In baseball's new age of high velocity, every mile per hour matters. Teams spend time and energy breaking down mechanics, analyzing spin rates and designing throwing programs to maximize the speed of every throw.
Which is why the Twins are justifiably proud of one of their best success stories, a player they have helped to add nearly 5 mph to his velocity in a little over three seasons.
"He's put in a ton of work, made a lot of adjustments, and we're seeing results in a really nice way," Twins manager Rocco Baldelli said. "If he was a pitcher, this would get talked about a lot."
Oh, right. Ryan Jeffers makes a living catching fastballs, not throwing them.
But after three seasons of mediocre results controlling the running game, Jeffers made his throwing arm a priority last winter.
"I worked as much on my arm during the offseason as I did on my swing. I've always felt like I had arm strength, but I've never been able to access it in-game," the 26-year-old catcher said. "I'd never been coached on building up that strength, getting the right spin, cleaning up my mechanics. That part of my game wasn't there, and I need it to be."

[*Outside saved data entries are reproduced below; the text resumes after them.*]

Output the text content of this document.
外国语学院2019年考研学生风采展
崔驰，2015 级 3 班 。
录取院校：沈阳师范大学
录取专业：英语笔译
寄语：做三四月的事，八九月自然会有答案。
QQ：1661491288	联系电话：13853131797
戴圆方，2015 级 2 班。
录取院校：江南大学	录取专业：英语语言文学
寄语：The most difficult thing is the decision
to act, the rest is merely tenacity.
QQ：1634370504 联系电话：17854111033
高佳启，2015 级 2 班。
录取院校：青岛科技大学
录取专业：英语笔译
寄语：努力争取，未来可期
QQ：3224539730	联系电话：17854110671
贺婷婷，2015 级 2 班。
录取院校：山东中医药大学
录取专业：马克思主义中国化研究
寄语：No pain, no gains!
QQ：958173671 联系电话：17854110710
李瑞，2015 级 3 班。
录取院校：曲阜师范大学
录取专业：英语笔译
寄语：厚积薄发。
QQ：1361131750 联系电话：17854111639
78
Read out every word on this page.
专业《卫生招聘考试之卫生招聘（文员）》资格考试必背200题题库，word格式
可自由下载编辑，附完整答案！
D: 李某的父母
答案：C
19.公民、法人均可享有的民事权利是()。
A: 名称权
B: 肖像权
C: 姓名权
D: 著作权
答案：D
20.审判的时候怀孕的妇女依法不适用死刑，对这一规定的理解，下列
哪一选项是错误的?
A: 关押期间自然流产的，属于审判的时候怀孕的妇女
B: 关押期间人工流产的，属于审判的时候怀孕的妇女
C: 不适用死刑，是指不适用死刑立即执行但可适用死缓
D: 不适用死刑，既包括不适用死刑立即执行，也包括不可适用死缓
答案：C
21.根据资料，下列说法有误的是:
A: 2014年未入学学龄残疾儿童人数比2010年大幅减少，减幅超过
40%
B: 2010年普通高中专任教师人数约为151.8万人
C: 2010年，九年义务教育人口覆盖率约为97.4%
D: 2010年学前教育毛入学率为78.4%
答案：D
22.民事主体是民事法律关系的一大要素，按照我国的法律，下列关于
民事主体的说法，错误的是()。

The results are anecdotal, after catching in his 31st game Saturday night, but they are encouraging. Jeffers has averaged 81.1 mph on his throws to second base, 1 mph faster than a year ago and a noticeable-to-the-eye improvement from the 76.4 mph he averaged as a rookie in 2020. That ranks in the top third of MLB catchers this season as stolen base attempts — thanks to new rules limiting pitchers attempting pickoffs — are at their highest level since 1999.
So it's probably no coincidence that Jeffers has thrown out eight of the 20 runners who have tried to steal a base against him, already more than the seven he caught last season in nearly twice as many attempts (38). His 40% caught-stealing rate is more than double his career mark of 19.5% entering 2023.
"Any big leaguer wants to continue to grow. I've always said, I want to be one of the best. I want to be known as one of the best catchers in the game. So where do I need to improve my game?" Jeffers said. "And that was a clear weak point for me. Everyone could see: He could throw the ball better."
With the help of catching coach Hank Conger and a pair of pitching experts — bullpen coach Colby Suggs, who came to the Twins after working at the Driveline pitcher-development school, and Justin Willard, the Twins minor league pitching coordinator — Jeffers undertook a throwing program, including frequent use of weighted balls, that he still follows daily.
"Throwing from 60 feet. Then throwing from 120 feet. Throwing for velocity, then throwing for spin. Throwing to someone, then throwing into a net," Jeffers said of his pitcher-style workout routine. "I was at the indoor facility [at North Carolina-Wilmington, his alma mater] three days a week, four days, five days heading into camp. And I throw the weighted balls every day now."
That sort of emphasis on throwing is unusual for a position player, Baldelli noted.
The Twins have seen the effect that strong throws from players such as Carlos Correa, Joey Gallo and Michael A. Taylor can have, but non-pitchers "have other stuff to work on. Pitchers have basically one thing to spend their energy on, but when you're a position player, you have an entire realm of stuff you have to make sure you're good at," Baldelli said. "Not every guy is going to take a massive amount of their available time just for their arm, when they've got their swing, their defense, their body, all these other things they have to work on."
But it can be critical for a catcher. Conger, who spent seven seasons catching in the majors, knows that better than most, which is why he has helped Jeffers make throwing a priority.
"I take it personally. My career was cut short because of it," Conger said. "As much pride as I take in my catching, for a lot of reasons with arm strength and throwing, I never took the steps that we know now can make a difference. And if you can't control the running game, there's going to be a problem. Teams know it. They're looking for an edge."
Conger retired with a 19% caught-stealing rate, was never better than 24% during a full season — and while he was battling a partially torn labrum in 2015, he caught only one of the 43 base stealers who ran on him.
“I want to be known as one of the best catchers in the game. So where do I need to improve my game? ... Everyone could see: He could throw the ball better.”
The Astros pitching coach that year, Brent Strom, suggested he try the pitchers' throwing program, "but I just didn't know any better. I thought if I threw weighted balls, I might throw my arm out. My thought process was, if I save the bullets, I should be fine," Conger said. "When in actuality, if you don't use it, you lose it.
"I don't regret anything about my career. Honestly, I just used the information that was available at the time. But we know so much more now."